Great. And then the other question is just a simple one on the new operating results guidance. You're saying it's comparable to last year. Just so I'm 100% sure on how you -- or what you mean by that, can you just explain what the 2018 operating result will be comparable to? Last year, you said briefly it's going to exclude the Environment Division. Is there an IFRS 5 impact in there as well? What number are we looking at here to compare?
We -- in the perimeter, we are considering is IFRS 5. That means without environment; and with HBPO at 33% during the whole year, at 33%. The comparison -- excuse me, the comparison with '17. '17, it is without environment, with...
No, no, no. In 2017 and 2018. In 2018, we take for the first half year 33% of HBPO; and in second half of the year, 100% of HBPO. Compared with 2017...
Without environment and with HBPO at 33% during 12 months exactly.
Are we clear, or shall we...
I think we're clear. I mean I think we're clear. The number I have is $641 million. And if I take environment out from that, that number goes down by about 21 million, so I'm looking at $620 million. That's the number I'm looking at.
It's with IFRS 5 we are not -- you, we -- you are close to that number.
Okay. So now if I...
Because consolidation...
Understood, okay. So now if I look at 2018, I include HBPO from the moment that on -- that you consolidated it, et cetera; no Environment Division, then I'm looking at something around that number, $620 million.
That's it.
Perfect, confusing but understood.
Yes. The perimeter evolution is very strong.
Yes, l got it now.
We don't have any more question for the moment. [Operator Instructions] We have the next question from Pierre-Yves Quéméner from MainFirst.
Pierre Quéméner, MainFirst. Just to clarify the organic growth for -- your target for Q4 and 2019. And in Q4, organic growth should be in line with your organic growth of Q3; or in line with the market, that you expect flattish plus for the production -- for the car production. That's for Q4. And for 2019, you want to outperform a market that you don't quantify for the time being. You'd -- what kind of a car production do you plan on for 2019?
For Q4, we'll have the -- a comparable growth as Q3, organic growth. And concerning 2019, we confirm that we will outperform the market and with at a higher level than this year.
Okay, so Q4 should be down in terms of organic growth for you.
Yes, yes.
Next question, from Gaetan Toulemonde from Deutsche Bank.
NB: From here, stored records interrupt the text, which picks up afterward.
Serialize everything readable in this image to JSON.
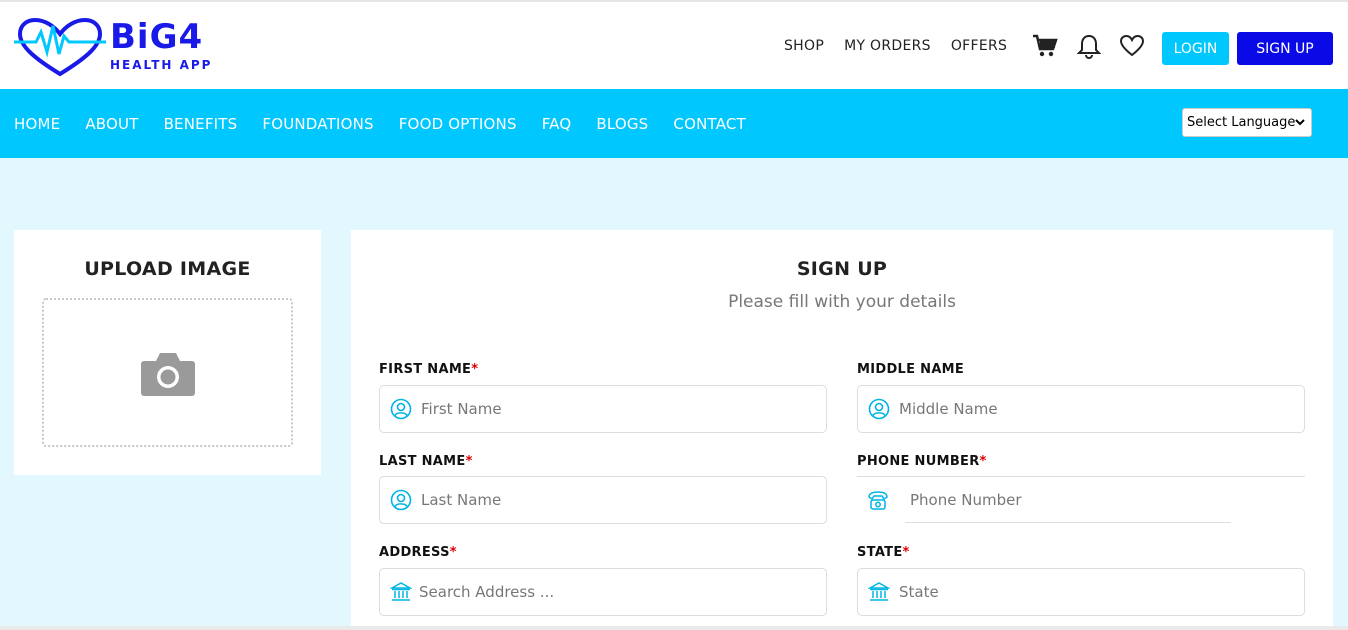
{
  "brand": {
    "name": "BiG4",
    "subtitle": "HEALTH APP"
  },
  "top_nav": {
    "links": [
      "SHOP",
      "MY ORDERS",
      "OFFERS"
    ],
    "login_label": "LOGIN",
    "signup_label": "SIGN UP"
  },
  "main_nav": {
    "links": [
      "HOME",
      "ABOUT",
      "BENEFITS",
      "FOUNDATIONS",
      "FOOD OPTIONS",
      "FAQ",
      "BLOGS",
      "CONTACT"
    ],
    "language_select": "Select Language"
  },
  "upload": {
    "title": "UPLOAD IMAGE"
  },
  "form": {
    "title": "SIGN UP",
    "subtitle": "Please fill with your details",
    "fields": {
      "first_name": {
        "label": "FIRST NAME",
        "placeholder": "First Name",
        "required": "*"
      },
      "middle_name": {
        "label": "MIDDLE NAME",
        "placeholder": "Middle Name"
      },
      "last_name": {
        "label": "LAST NAME",
        "placeholder": "Last Name",
        "required": "*"
      },
      "phone": {
        "label": "PHONE NUMBER",
        "placeholder": "Phone Number",
        "required": "*"
      },
      "address": {
        "label": "ADDRESS",
        "placeholder": "Search Address ...",
        "required": "*"
      },
      "state": {
        "label": "STATE",
        "placeholder": "State",
        "required": "*"
      }
    }
  },
  "colors": {
    "accent": "#00c8ff",
    "primary": "#0a0ae6",
    "page_bg": "#e3f8fe",
    "required": "#e00000"
  },
  "icons": [
    "heartbeat-logo-icon",
    "cart-icon",
    "bell-icon",
    "heart-icon",
    "camera-icon",
    "user-icon",
    "phone-icon",
    "bank-icon",
    "chevron-down-icon"
  ]
}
It's Gaetan Toulemonde, Deutsche Bank, speaking. Just one simple question. When you mentioned a very sharp increase of net profit, can you remind us a little bit the magnitude of the capital gain you're going to make this year to which gain that sharp increase?
The sharp increase is linked to the evolution of perimeter that we mentioned during the call. This is to say the 1/3 acquisition of HBPO stake and the disposal of the environment business.
Okay, can you give us a number about the PPA bad will on one side, for example; and the capital gain on the other side, just rough number?
It's too early, as we are right now discussing with our auditors, to define the PPA and so on.
We don't have any more question for the moment. [Operator Instructions] We don't have any more question. Back to you for the conclusion, sir.
Well, ladies and gentlemen, thank you for your presence this morning.A very bumpy market right now, good fundamentals, enthusiastic in the industrialistic approach for the future. It could be an interesting time and, I think, for those who have a nice balance sheet full of opportunities.Thank you very much for your time.
Ladies and gentlemen, this concludes today's conference call. Thank you all for your participation. You may now disconnect.